A technique I’d propose would be to abandon the “error message” mentality, and instead have the parser show you in a semi-graphical sense, how it has constructed the partial parse tree and the syntactic point where it first got lost. In this way the human might better understand the parser’s “thinking” and be able to apply the human’s knowledge of the actual intent to compare that to the machines erroneous understanding.

MS’s current “intellisense” and syntax highlighting are baby steps in this general direction. And their SQL query profiler is much farther down in the bowels, not really useful for this purpose.
Actually, for very complex queries (also also very complex spreadsheet algorithms), it’s often the case that while the procedure executes & returns results, the results are not in fact answering the question the operator was intending to ask. Or at least cannot be relied to do so for all possible future inputs.

So some sort of diagramming tool would be an aid to validating syntactically successful queries also.

This would be very far from “easy” to use, but users would quickly develop a better understanding of what they’re doing. I have plenty of experience debugging code & SQL written by people that just kept trying different things until something worked sorta for their trivial and unimaginative test cases. A tool like this would perhaps make understanding mandatory & weed out coders like that. Or not.

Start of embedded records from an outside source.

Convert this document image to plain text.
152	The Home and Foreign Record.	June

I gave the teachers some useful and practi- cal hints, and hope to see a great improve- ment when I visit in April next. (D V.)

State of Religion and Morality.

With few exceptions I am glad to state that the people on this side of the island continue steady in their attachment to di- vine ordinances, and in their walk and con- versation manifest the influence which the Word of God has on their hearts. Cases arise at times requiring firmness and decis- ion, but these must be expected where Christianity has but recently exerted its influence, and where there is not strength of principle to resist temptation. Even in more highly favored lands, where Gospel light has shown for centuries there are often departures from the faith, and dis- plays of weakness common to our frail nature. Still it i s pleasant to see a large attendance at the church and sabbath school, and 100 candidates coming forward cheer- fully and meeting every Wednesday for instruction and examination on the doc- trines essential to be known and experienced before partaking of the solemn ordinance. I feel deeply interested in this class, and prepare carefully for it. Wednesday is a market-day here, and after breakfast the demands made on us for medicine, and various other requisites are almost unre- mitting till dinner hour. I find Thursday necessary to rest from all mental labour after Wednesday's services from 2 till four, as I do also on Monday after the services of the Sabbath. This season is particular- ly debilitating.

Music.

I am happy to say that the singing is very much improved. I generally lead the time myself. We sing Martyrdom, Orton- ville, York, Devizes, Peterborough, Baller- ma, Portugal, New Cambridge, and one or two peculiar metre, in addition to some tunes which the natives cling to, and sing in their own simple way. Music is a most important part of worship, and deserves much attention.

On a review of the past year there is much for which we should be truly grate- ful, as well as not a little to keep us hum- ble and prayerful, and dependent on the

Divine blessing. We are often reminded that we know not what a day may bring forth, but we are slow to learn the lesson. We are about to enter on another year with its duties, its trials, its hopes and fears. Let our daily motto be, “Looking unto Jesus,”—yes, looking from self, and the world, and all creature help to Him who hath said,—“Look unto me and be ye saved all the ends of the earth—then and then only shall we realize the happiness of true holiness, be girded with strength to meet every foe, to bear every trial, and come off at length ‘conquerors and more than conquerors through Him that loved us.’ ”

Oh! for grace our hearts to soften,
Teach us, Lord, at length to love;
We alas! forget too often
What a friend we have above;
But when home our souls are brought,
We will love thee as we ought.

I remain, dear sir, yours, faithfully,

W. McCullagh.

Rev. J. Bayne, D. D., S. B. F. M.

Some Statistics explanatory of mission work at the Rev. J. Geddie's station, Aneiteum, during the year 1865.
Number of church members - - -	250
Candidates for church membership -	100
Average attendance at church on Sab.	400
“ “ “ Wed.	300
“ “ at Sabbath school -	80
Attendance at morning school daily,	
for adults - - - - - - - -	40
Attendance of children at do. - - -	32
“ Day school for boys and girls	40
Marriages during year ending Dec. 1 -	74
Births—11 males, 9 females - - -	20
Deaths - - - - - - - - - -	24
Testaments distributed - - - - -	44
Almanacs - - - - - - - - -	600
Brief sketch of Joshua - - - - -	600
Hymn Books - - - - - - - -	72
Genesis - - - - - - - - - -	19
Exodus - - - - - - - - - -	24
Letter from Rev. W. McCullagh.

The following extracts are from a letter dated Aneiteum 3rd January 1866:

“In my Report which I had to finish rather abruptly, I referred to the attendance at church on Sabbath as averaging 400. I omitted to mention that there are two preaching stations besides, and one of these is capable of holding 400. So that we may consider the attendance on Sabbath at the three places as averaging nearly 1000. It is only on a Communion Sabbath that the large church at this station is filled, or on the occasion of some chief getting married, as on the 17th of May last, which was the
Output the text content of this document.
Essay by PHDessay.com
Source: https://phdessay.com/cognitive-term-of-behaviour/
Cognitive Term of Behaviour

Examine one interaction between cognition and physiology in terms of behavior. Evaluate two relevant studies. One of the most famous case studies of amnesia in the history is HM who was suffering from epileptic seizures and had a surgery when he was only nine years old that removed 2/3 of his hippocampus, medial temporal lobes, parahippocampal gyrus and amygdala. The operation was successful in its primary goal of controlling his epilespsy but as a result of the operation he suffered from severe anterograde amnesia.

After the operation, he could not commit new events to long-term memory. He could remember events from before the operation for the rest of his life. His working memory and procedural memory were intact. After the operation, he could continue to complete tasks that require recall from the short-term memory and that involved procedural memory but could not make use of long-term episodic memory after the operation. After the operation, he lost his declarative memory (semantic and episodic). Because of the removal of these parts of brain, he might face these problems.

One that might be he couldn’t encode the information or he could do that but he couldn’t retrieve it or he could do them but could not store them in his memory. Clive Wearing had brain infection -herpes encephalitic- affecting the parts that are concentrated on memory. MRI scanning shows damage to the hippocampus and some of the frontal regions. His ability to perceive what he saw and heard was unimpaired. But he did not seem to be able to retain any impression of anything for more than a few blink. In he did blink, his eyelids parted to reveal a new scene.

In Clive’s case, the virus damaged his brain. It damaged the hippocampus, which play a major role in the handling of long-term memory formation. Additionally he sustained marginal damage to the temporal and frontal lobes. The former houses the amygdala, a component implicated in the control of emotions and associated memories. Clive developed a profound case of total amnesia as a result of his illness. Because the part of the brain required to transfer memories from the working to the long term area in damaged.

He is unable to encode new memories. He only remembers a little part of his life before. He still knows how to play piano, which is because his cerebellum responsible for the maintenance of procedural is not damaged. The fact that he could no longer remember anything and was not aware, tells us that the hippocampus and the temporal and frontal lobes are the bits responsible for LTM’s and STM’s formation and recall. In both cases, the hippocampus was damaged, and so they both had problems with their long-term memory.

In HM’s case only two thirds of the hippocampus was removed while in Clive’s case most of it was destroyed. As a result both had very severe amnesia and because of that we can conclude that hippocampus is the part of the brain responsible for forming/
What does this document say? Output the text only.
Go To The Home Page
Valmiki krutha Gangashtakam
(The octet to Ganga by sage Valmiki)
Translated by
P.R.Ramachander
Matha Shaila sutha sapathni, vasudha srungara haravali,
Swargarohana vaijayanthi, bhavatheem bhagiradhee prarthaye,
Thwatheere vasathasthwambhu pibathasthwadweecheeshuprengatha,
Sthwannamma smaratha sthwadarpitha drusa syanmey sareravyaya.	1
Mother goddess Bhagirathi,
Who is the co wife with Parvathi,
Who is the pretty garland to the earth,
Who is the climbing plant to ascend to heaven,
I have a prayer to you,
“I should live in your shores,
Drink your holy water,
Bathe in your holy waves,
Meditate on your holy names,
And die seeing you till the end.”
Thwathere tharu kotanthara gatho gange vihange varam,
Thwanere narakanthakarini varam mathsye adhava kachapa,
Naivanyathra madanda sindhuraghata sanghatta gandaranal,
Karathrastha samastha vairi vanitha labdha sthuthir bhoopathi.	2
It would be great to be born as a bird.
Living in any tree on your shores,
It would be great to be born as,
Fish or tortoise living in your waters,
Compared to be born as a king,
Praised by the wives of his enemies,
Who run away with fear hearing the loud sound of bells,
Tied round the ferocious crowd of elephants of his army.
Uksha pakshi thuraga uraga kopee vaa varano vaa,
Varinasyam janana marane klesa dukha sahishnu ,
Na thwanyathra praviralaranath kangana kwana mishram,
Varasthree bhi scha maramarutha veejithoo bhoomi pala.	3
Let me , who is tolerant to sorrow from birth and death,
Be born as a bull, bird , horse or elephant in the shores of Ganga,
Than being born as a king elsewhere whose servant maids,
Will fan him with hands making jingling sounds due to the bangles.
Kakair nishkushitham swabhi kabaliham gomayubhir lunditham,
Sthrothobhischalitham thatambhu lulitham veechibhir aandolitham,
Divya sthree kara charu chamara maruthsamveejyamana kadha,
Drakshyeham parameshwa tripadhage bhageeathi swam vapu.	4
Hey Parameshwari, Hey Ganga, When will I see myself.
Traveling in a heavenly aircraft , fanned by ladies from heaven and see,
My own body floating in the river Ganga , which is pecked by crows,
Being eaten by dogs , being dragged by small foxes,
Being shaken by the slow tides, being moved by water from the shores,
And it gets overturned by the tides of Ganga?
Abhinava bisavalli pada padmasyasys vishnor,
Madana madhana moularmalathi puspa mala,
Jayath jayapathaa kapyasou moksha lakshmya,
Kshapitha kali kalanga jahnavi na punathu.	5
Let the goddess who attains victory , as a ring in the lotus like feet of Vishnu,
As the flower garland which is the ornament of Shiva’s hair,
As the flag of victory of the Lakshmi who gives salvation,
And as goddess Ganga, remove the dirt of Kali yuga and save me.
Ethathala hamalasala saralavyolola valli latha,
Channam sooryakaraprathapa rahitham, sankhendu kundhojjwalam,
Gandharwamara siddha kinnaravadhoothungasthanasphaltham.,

This is a pretty good idea, there some specific mistakes I make (leaving out the END for the CASE) that would be very apparent with that method.

The other thing would be to alter the syntax. Complex queries with multiple nested sub-queries and repeated queries can get very ugly. I can imagine some different syntax that allows for separately specified statements with alias that are all pulled together in a more organized fashion to produce the one actual query. Also, if I’ve specified some complex calculated field in the select, let me use that fields alias in the group by instead of having to copy the expression.

I think it could improve readability, decrease key strokes by not repeating some sub-queries, reduce errors and improve the ability for query engine to understand and optimize the query.

Well, since there are open source sql parsers (hello MySQL among others), how about having a look-see, figure out where the error messages you are not satisfied are generated, and perhaps why, and create new messages? Seems unlikely given the definition of the SQL language that you are going to be able to implement some radically different syntax checking and parsing scheme, so you are pretty much stuck with what you have.

Note this is why modern languages are designed to be parsable in a clean and regular fashion.